Saturday Column: ‘16 presidential election is political fork in the road
This weekend, Americans celebrate Independence Day.
As the New York Times Almanac notes, “The most important U.S. holiday, Independence Day commemorates the signing of the Declaration of Independence on July 4, 1776, an event that marked America’s birth as a free nation. The holiday was first observed in 1777 and it is celebrated with fireworks, parades and oratory.”
It is ironic, or maybe it’s by design, that, every four years, July 4 rolls around just a few weeks before Democrats and Republicans gather for their presidential nominating conventions. Then, 15 or 16 weeks later, American citizens have the privilege and responsibility of selecting an individual to move into the world’s most powerful elective office, the presidency of the United States.
So, in addition to the fireworks, parades and oratory, it would seem this is an ideal time for all citizens to think about their country, its past, the freedoms and opportunities Americans enjoy, Uncle Sam’s role in past and present world affairs and preserving the safety and protection of this country and its citizens.
Do the majority of Americans give sufficient thought to the importance of a presidential election and whom they elect to lead the country for the next four years? Do they really stop and think about what’s best for this country?
It’s fun to watch the fireworks, but, at some time, serious thought should be given to which presidential candidate is best for this country if it is to maintain the values, practices, expectations and moral character that have made this country great, actually exceptional.
Although nothing is certain or guaranteed about the outcome of the two national conventions, it seems voters will have two very different individuals seeking the presidency. One is a professional politician; one is a novice in elective politics. One has a record in public office and one in business. One is the first woman to lead her party’s national ticket, and the other is one of the few businessmen to receive his party’s nomination for president.
The current race is bringing out all the negatives or positives about Hillary Clinton and Donald Trump. The campaign is — and probably will become even more — mean, personal, dirty or raw. The element of fear will be used by both parties, with the candidates or their helpers telling voters what may, or is sure to, happen if their opponent should be elected president.
It is this writer’s opinion that telling the truth is terribly important for individuals in any field of activity or personal behavior, but particularly for those who serve in this country’s highest elective office.
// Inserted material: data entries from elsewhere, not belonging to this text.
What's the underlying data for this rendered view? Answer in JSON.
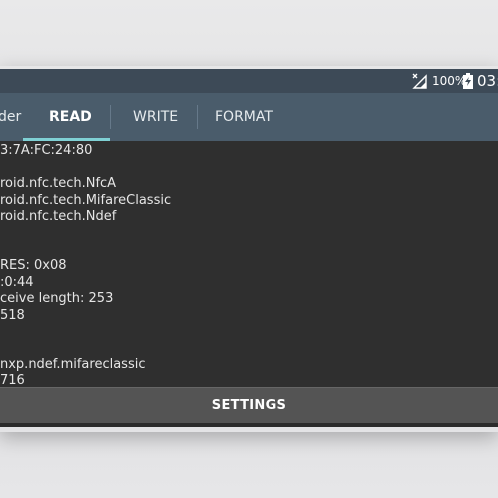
{
  "status_bar": {
    "battery_percent": "100%",
    "time": "03:",
    "icons": [
      "signal-no-sim-icon",
      "battery-charging-icon"
    ]
  },
  "tabs": [
    {
      "label": "der"
    },
    {
      "label": "READ",
      "active": true
    },
    {
      "label": "WRITE"
    },
    {
      "label": "FORMAT"
    }
  ],
  "content_lines": [
    "3:7A:FC:24:80",
    "",
    "roid.nfc.tech.NfcA",
    "roid.nfc.tech.MifareClassic",
    "roid.nfc.tech.Ndef",
    "",
    "",
    "RES: 0x08",
    ":0:44",
    "ceive length: 253",
    "518",
    "",
    "",
    "nxp.ndef.mifareclassic",
    "716"
  ],
  "settings": {
    "label": "SETTINGS"
  },
  "colors": {
    "status_bar": "#3d4a57",
    "toolbar": "#4a5c6b",
    "tab_indicator": "#7fd0d4",
    "content_bg": "#2f2f2f",
    "settings_bg": "#545454"
  }
}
Once a person tells a lie, how can that individual be trusted to tell the truth on any serious or controversial matter? Honesty should be the most important factor for whoever sits in the president’s office, maybe even more important than ability. Hopefully, a person who makes honesty a top priority would surround himself or herself with individuals with talent, honesty and a commitment to do what is best for the country.
Unfortunately, Clinton’s No. 1 reputation or characterization among U.S. voters is dishonesty and/or that she lies. If that’s the case, and history shows that in her 20 to 30 years in politics, she has lied and been less than honest on many occasions, will voters ask themselves if they can trust her if she should be elected? Again, once a person lies, and often gets by with it, how can that individual be believed to be telling the truth and leveling with the public?
The preliminary battles are over, and now, the main attraction is about to begin — 18 weeks to the Nov. 8 election.
It is a tremendously important election, as are all presidential elections, but this one represents a true political fork in the road. One path leads to a continuation of the Obama philosophy of greater government involvement in the lives of all Americans, and the other emphasizes less government intervention and greater emphasis on free enterprise and opportunity for all Americans.
Hopefully, this July Fourth weekend will cause Americans to take the time to give at least a little serious thought to the importance of who best to serve as president — in addition to enjoying fireworks, parades and oratory.